Students generating power on UNT campus




Posted on August 30, 2010 at 6:23 PM

DENTON — The University of North Texas is known as the "Mean Green," but the namesake didn't have anything to do with actually going green — until now.

The school's recreation center is being touted as the largest human power plant. When students get on the elliptical machines to burn calories, they have the ability to burn generate enough kilowatts to do so much more.

"This is the magic right here," said Joe Agricola as he installed the small power generators on the exercise equipment.

"The harder you work, the more results you get, and the more electricity you make," Agricola explained.

We saw students increasing their resistance levels on the elliptical with this in mind.

ReRev, the Florida company that developed the system, is connecting each exercise machine to the recreation center's power grid.

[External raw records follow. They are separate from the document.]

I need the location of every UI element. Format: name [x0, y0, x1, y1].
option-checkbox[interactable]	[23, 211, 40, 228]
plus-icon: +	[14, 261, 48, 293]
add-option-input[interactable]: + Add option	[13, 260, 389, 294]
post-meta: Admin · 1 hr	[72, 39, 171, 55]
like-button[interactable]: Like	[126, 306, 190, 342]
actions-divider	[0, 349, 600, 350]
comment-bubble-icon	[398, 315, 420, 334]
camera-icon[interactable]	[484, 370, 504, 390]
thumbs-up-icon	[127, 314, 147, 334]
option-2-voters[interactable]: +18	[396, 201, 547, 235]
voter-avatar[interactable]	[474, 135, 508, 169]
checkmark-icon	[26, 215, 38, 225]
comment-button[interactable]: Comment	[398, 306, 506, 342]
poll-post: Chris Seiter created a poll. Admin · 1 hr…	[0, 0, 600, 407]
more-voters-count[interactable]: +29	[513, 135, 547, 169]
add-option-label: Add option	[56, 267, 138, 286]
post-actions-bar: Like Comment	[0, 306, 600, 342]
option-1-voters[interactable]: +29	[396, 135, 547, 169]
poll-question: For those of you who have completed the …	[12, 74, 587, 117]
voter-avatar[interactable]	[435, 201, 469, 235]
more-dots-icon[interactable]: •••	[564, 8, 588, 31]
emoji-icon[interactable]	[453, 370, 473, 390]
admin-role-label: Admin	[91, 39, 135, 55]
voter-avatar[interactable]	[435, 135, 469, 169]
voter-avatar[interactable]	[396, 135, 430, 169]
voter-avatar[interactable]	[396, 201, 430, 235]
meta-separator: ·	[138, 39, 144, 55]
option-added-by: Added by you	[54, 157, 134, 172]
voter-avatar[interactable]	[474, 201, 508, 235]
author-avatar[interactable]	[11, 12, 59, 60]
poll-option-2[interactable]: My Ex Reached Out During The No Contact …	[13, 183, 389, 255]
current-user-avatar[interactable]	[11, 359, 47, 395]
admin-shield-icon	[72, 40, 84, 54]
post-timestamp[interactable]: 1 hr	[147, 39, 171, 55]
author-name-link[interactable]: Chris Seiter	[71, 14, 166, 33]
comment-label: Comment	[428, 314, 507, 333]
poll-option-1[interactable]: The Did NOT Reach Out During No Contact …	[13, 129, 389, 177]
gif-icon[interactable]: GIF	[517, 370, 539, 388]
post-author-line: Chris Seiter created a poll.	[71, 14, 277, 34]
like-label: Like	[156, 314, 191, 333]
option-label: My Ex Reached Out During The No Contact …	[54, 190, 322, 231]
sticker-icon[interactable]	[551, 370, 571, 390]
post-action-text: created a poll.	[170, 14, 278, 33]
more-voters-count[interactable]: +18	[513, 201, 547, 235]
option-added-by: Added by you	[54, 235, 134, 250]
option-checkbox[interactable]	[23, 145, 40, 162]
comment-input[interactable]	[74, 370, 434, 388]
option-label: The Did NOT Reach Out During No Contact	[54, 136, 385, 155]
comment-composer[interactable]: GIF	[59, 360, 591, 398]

By next week there will be a computer monitor for the 36 elliptical machines showing how many kilowatts a student is generating.

No other university in the country has this much equipment that can produce carbon-free electricity — definitely a sign of the times.

"I think its a great idea," said student Harper Higginbotham. "Glad we are not just putting up a sign, but doing something — it's actually making a real difference."

During a typical workout, the elliptical machine can generate 50 watts of power.

"A 30-minute workout can power a laptop computer for one hour and burn a a light bulb for two-and-a-half hours," said Laurie Klein, the senior associate director of UNT's recreation center.

It can also power a television for 10 minutes. These exercise machines cannot power the whole building, but these students are encouraged.

"You have to start somewhere," Higginbotham said. "If every person works out for 30 minutes, they're contributing to electricity they use."

The elliptical machines have another benefit: They also keep the the air moving in the room, which means heat doesn't build up, and air conditioning bills can be lower.